This is a discussion, sparked purely by my curiosity, of “potato” being translated as “earth apple” or “apple of the earth” in various languages — French, variants of German, Persian, Hebrew, and Dutch/Afrikaans.
If you’ve ever been to France, you might have learned that “French fries” (or “chips” or “fries”, depending on where you’re from) are pommes frites.
And if you’ve ever taken a basic French class, you’d have learned that a “pomme” is an… apple.
So what gives? Why do French people call fries “fried apples”?
It’s actually because it’s short for pommes de terre frites, or “fried potatoes”, or literally, “fried apples of the earth“.
Because in a few languages, that’s what we call potatoes — earth apples.
I was curious as to how this came about, and so I did a bit of digging to find out:
- What languages call potatoes “earth apples”?
- What’s the history of calling them earth apples?
Here are the answers.
Origins of Potatoes being “Apples of the Earth”
Potatoes have been around for many thousands of years. They’re nothing new. So there’s a lot of etymological history here.
It sounds strange to call potatoes “earth apples”, but it’s a bit less strange to know that “apples” was (in a few languages) just a generic word for “fruit”.
The French word “pomme” derives from the Latin word “pomum”, meaning “any kind of fruit from a tree”.
The same word “pomum” is the historical root for the modern Italian word pomodoro, which literally is “a fruit of gold” or “golden fruit”, and means “tomato” (sorry, not a potato in this case).
French used to call tomatoes pomme d’or (fruit/apple of gold), too. Similarly, an orange used to be a pomme d’orenge In modern French, a pomme de jacque is a jackfruit, a tropical fruit (not found in France, but found in its territory New Caledonia).
In Old English, an “æppel” was any kind of fruit, as well. A “fingeræppla”, or “finger apple”, was a date, and an “eorþæppla” or “earth apple”, was a cucumber. In Middle English, during the 1400s, “appel of paradis” meant banana.
Note: I say “five languages” for etymological simplicity because I’m grouping together German dialects, including Swiss German, for simplicity; and also lumping together Afrikaans and Dutch as their histories are tightly intertwined.
French: Pommes de terre
French was the first language (other than Persian, with which I grew up) in which I came across potatoes being “apples of the earth”.
As mentioned above, pommes is derived from the Latin word pomum, which refers to any fruit from a tree, and Old French had various other distinct fruits referred to as pommes.
The Catalunyan language Catalán, which also calls an apple a pome, calls a potato a patata, as it does in Spanish. (See here for a discussion of words in Catalan of various origins.)
Swiss German/German dialects: Herdöpfel/Erdäpfel
Both these words in Swiss German (really just different spellings/translations of the same concept) mean “earth apple”.
A few regional dialects in Germany also retain Erdäpfel, with some variants in pronunciation and spelling.
In modern standard German, an apple is a Kartoffel.
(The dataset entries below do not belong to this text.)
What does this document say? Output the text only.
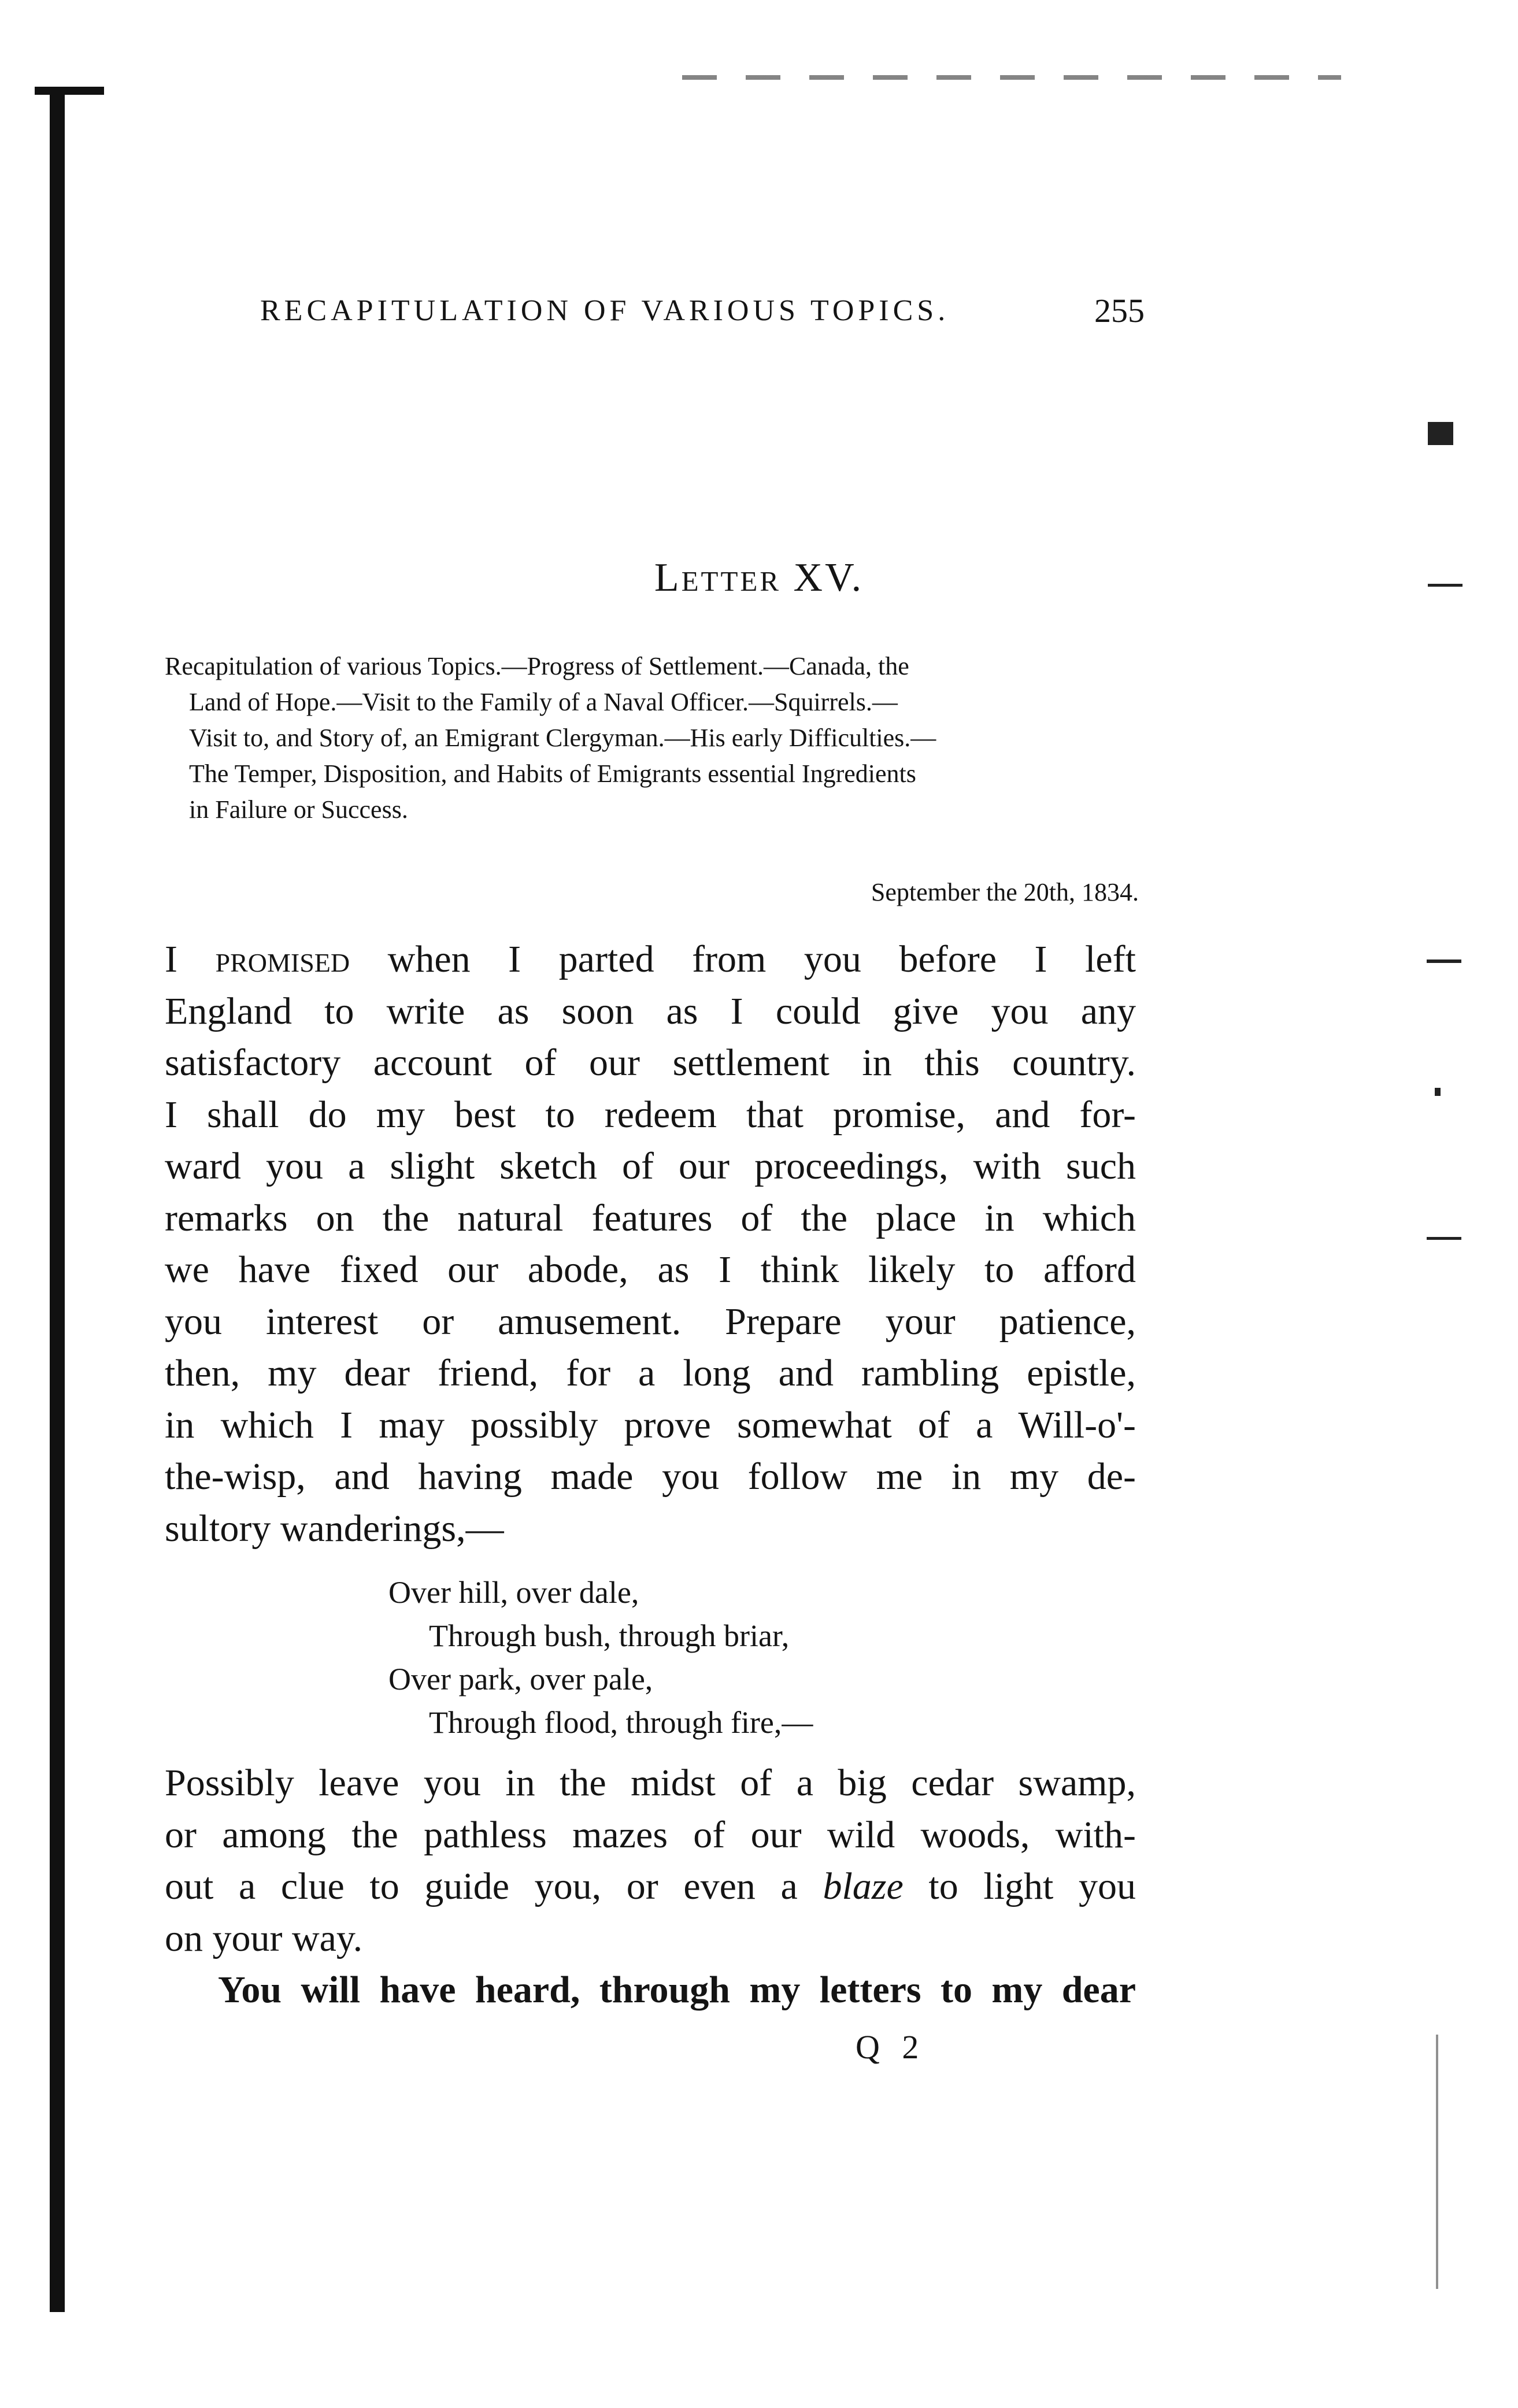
RECAPITULATION OF VARIOUS TOPICS.	255
Letter XV.
Recapitulation of various Topics.—Progress of Settlement.—Canada, the
Land of Hope.—Visit to the Family of a Naval Officer.—Squirrels.—
Visit to, and Story of, an Emigrant Clergyman.—His early Difficulties.—
The Temper, Disposition, and Habits of Emigrants essential Ingredients
in Failure or Success.
September the 20th, 1834.
I promised when I parted from you before I left
England to write as soon as I could give you any
satisfactory account of our settlement in this country.
I shall do my best to redeem that promise, and for-
ward you a slight sketch of our proceedings, with such
remarks on the natural features of the place in which
we have fixed our abode, as I think likely to afford
you interest or amusement. Prepare your patience,
then, my dear friend, for a long and rambling epistle,
in which I may possibly prove somewhat of a Will-o'-
the-wisp, and having made you follow me in my de-
sultory wanderings,—
Over hill, over dale,
Through bush, through briar,
Over park, over pale,
Through flood, through fire,—
Possibly leave you in the midst of a big cedar swamp,
or among the pathless mazes of our wild woods, with-
out a clue to guide you, or even a blaze to light you
on your way.
You will have heard, through my letters to my dear
Q 2
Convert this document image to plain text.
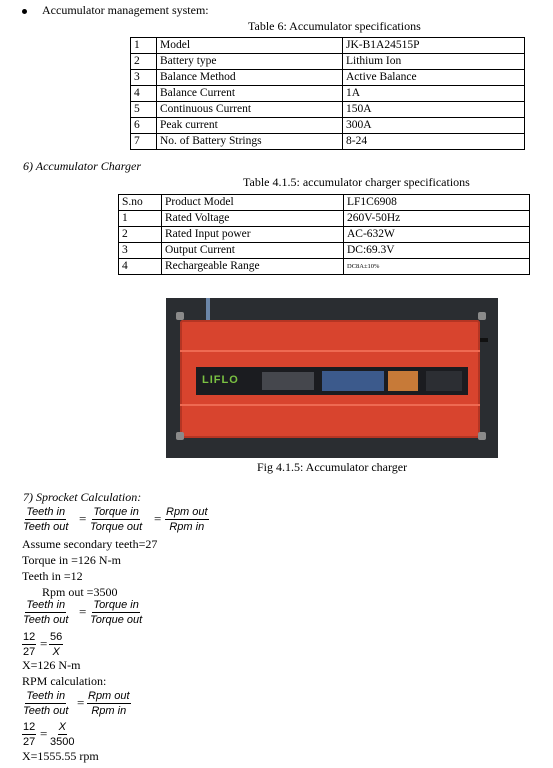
Accumulator management system:
Table 6: Accumulator specifications
1	Model	JK-B1A24515P
2	Battery type	Lithium Ion
3	Balance Method	Active Balance
4	Balance Current	1A
5	Continuous Current	150A
6	Peak current	300A
7	No. of Battery Strings	8-24
6) Accumulator Charger
Table 4.1.5: accumulator charger specifications
S.no	Product Model	LF1C6908
1	Rated Voltage	260V-50Hz
2	Rated Input power	AC-632W
3	Output Current	DC:69.3V
4	Rechargeable Range	DC8A±10%
LIFLO
Fig 4.1.5: Accumulator charger
7) Sprocket Calculation:
Teeth in
Teeth out
= Torque in
Torque out
= Rpm out
Rpm in
Assume secondary teeth=27
Torque in =126 N-m
Teeth in =12
Rpm out =3500
Teeth in
Teeth out
= Torque in
Torque out
$\frac{12}{27} = \frac{56}{X}$
X=126 N-m
RPM calculation:
Teeth in
Teeth out
= Rpm out
Rpm in
$\frac{12}{27} = \frac{X}{3500}$
X=1555.55 rpm
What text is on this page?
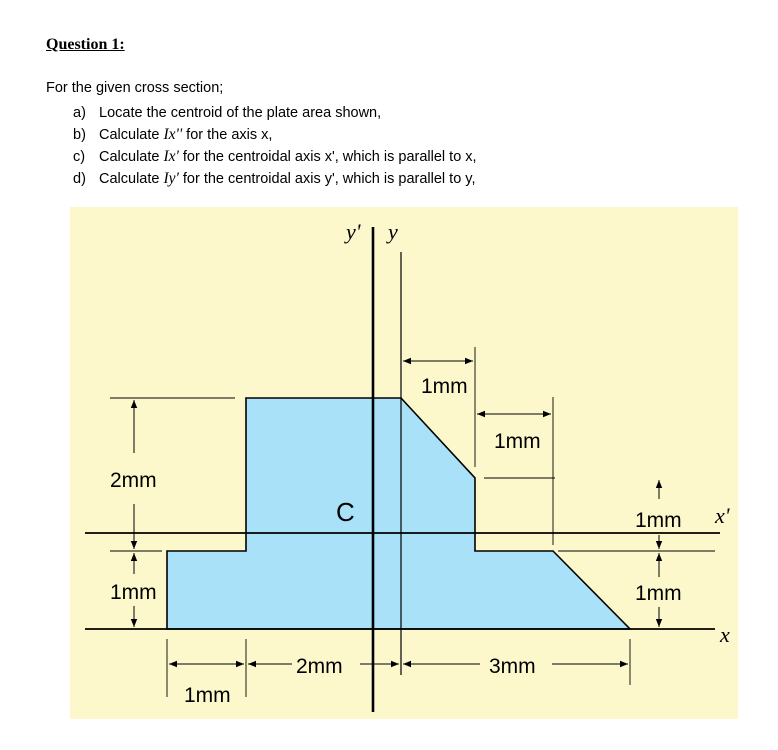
Question 1:
For the given cross section;
a) Locate the centroid of the plate area shown,
b) Calculate Ix'' for the axis x,
c) Calculate Ix' for the centroidal axis x', which is parallel to x,
d) Calculate Iy' for the centroidal axis y', which is parallel to y,
y' y
x'
x
C
1mm
1mm
2mm
1mm
1mm
1mm
2mm	3mm
1mm
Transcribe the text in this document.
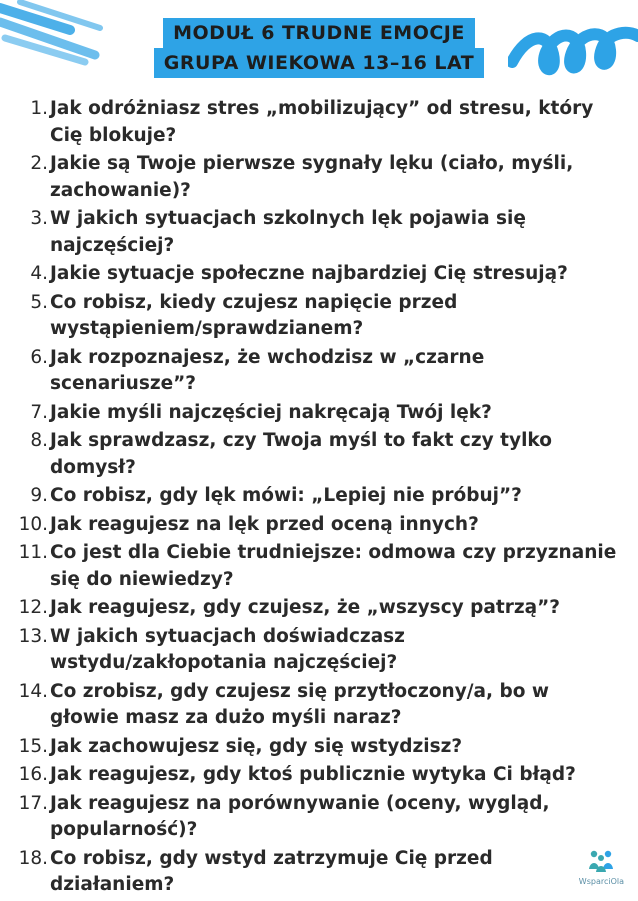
MODUŁ 6 TRUDNE EMOCJE
GRUPA WIEKOWA 13–16 LAT
1. Jak odróżniasz stres „mobilizujący” od stresu, który Cię blokuje?
2. Jakie są Twoje pierwsze sygnały lęku (ciało, myśli, zachowanie)?
3. W jakich sytuacjach szkolnych lęk pojawia się najczęściej?
4. Jakie sytuacje społeczne najbardziej Cię stresują?
5. Co robisz, kiedy czujesz napięcie przed wystąpieniem/sprawdzianem?
6. Jak rozpoznajesz, że wchodzisz w „czarne scenariusze”?
7. Jakie myśli najczęściej nakręcają Twój lęk?
8. Jak sprawdzasz, czy Twoja myśl to fakt czy tylko domysł?
9. Co robisz, gdy lęk mówi: „Lepiej nie próbuj”?
10. Jak reagujesz na lęk przed oceną innych?
11. Co jest dla Ciebie trudniejsze: odmowa czy przyznanie się do niewiedzy?
12. Jak reagujesz, gdy czujesz, że „wszyscy patrzą”?
13. W jakich sytuacjach doświadczasz wstydu/zakłopotania najczęściej?
14. Co zrobisz, gdy czujesz się przytłoczony/a, bo w głowie masz za dużo myśli naraz?
15. Jak zachowujesz się, gdy się wstydzisz?
16. Jak reagujesz, gdy ktoś publicznie wytyka Ci błąd?
17. Jak reagujesz na porównywanie (oceny, wygląd, popularność)?
18. Co robisz, gdy wstyd zatrzymuje Cię przed działaniem?	WsparciOla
This sounds related (like a mispronunciation), but actually derives from the older Tartüffel (18th c.), from Italian tartufolo, diminutive of the word for “truffle”.
Dutch has a strong connection with German and many German dialects, and so aardappel is borrowed from a German dialect.
Afrikaans, a language closely related to Dutch, also has the same word, just spelled slightly differently — aartappel.
Persian: “سیب زمینی” (siib zamini)
Persian was the first language I knew in which I came across potatoes being “earth apples”.
In Persian, “سیب” (siib) means “apple” and “زمینی” (zamini) means “of the earth”.
Given Persian has a high percentage of French loan words, it’s likely that this is a translation of pommes de terre that was made into Persian.
Hebrew: תפוח אדמה (“land apple”)
Hebrew is an unusual language on this list, not being European.
In Hebrew, a potato is a “תפוח אדמה” (tapuach adamah), or “apple of the land”.
But given Hebrew is a fairly modern language, and highly influenced by European languages, it’s likely that this is a borrowed translation from a variant of German. (Not Yiddish; in Yiddish people most often say bulbes, which came from Lithuanian.)
Hebrew is closely related to Arabic (they’re of the same language family), but Arabic uses a word similar to “batata” in both regional dialects and Modern Standard Arabic.
Chinese: 土豆 (tǔdòu) — Earth… bean
In Chinese, the word for “potato” is 土豆, pronounced tǔdòu in Mandarin.
(Actually Cantonese uses a different word normally, 薯仔 (syu4zai2), which uses the Mandarin character for yam, plus 仔, a common suffix character in Cantonese.)
OK, 土豆 is technically “earth bean”, and so not really “earth apple” like the other translations here. But I wanted to include it because it’s Chinese, it has the character for “earth” just like “earth apple”, and Chinese so unconnected with the other languages!
Confusingly, the “earth bean” in Taiwan refers to a peanut. Makes more sense to me.